Ye’s technique incorporates the ideals of centuries-old Chinese landscape painting with the realism traditionally prized by Westerners. He now has permanent canvases in China’s National Art Gallery and the Historical Museum in Beijing.

Ye is living in Los Angeles for a year, planning to travel to paint native landscapes in California, the Grand Canyon and elsewhere. The artist is here as a visitor solely on his on; the Chinese government played no active role in bringing him to the United States, according to Hsu.

The exhibition continues through May 27.

Couturier Gallery, 166 N. La Brea Ave., Los Angeles. (213) 933-5557. Open Tuesday through Saturday 11 a.m. to 5 p.m. and by appointment.

ELWES AT CAZ: The CAZ Gallery in West Hollywood is exhibiting the second Los Angeles show of works by Damian Elwes, the young British figurative painter popularized by art impresario Robert Fraser.

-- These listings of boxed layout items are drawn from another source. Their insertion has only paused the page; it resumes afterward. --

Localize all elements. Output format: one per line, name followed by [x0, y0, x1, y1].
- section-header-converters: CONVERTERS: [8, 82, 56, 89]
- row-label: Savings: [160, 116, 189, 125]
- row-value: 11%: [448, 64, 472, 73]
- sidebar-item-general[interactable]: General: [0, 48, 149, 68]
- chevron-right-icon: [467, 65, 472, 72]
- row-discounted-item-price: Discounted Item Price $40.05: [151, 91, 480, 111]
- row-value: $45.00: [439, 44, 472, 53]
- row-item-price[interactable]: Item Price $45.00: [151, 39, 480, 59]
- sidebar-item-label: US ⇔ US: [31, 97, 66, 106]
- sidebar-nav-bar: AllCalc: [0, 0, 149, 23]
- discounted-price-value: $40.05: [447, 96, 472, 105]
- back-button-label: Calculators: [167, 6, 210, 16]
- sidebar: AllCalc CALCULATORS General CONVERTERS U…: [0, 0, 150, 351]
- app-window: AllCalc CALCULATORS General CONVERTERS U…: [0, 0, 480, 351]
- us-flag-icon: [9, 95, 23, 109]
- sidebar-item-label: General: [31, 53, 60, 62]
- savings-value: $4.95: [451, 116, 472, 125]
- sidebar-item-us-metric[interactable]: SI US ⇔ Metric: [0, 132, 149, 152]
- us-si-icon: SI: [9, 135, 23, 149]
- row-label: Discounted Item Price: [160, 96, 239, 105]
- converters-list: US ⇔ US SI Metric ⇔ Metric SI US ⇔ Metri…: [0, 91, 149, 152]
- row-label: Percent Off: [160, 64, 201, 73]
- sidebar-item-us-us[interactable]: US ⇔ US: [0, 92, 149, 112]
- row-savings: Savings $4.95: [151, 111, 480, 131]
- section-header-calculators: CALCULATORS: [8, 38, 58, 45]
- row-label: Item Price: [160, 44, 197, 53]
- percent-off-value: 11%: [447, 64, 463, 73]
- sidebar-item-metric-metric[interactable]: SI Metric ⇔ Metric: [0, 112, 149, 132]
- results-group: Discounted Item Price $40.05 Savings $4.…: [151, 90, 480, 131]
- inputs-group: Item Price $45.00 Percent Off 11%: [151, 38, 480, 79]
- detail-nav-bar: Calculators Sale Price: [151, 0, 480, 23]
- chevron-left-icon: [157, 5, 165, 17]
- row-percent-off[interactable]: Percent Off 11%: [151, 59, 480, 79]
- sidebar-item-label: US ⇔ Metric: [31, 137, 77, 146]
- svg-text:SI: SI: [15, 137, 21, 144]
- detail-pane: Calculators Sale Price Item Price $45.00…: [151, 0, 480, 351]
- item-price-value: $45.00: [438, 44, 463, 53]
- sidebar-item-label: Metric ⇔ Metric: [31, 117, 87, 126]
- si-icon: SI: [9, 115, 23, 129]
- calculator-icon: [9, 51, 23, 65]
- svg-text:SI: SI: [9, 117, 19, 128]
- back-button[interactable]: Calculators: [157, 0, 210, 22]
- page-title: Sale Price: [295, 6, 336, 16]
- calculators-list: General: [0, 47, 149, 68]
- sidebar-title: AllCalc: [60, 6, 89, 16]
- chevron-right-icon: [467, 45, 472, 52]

Elwes is the grandson of society portraitist Simon Elwes, whose Postimpressionist brush captured many crowned heads of European society in the ‘20s, ‘30s and ‘40s. He also painted many American philanthropists of those decades. Like his grandfather’s, Damian Elwes’ paintings have found a wide society audience in the United States and Europe. His busy abstract portraits incorporate Expressionist images with the shapes and colors made familiar by urban graffiti artists.

The combination has produced sellout crowds at his last New York and Los Angeles shows and a client list that includes Gene Kelly, Al Pacino, Emilio Estevez, Bruce Willis and Demi Moore, Pierce Brosnan and Rob Lowe. His inaugural show, under the auspices of Fraser, was in 1985 at the Edinburgh Festival.

The CAZ exhibit, which opened yesterday, continues through May 7.

CAZ Gallery, 8715 Melrose Ave., West Hollywood. (213) 652-6952. Open Monday through Friday, 11 a.m. to 7 p.m., and Saturday, 11 a.m. to 5 p.m.

FROM HOLLAND HOSPITAL: The Outside-in Gallery in West Hollywood will present the local debut of artist Dewey Blocksma beginning Friday.

Blocksma was until recently an emergency room doctor in Holland, Mich. He left the job to travel across the United States in his Volkswagen, producing drawings, canvases and sculptures influenced by rural America in terms of subject matter and the use of simple materials.

Framed screen doors, painted and hung with everyday items, are a major part of this new show, according to gallery owner Liz Blackman, who curated last year’s successful exhibit of the works of the Rev. Howard Finster, a Georgia folk artist.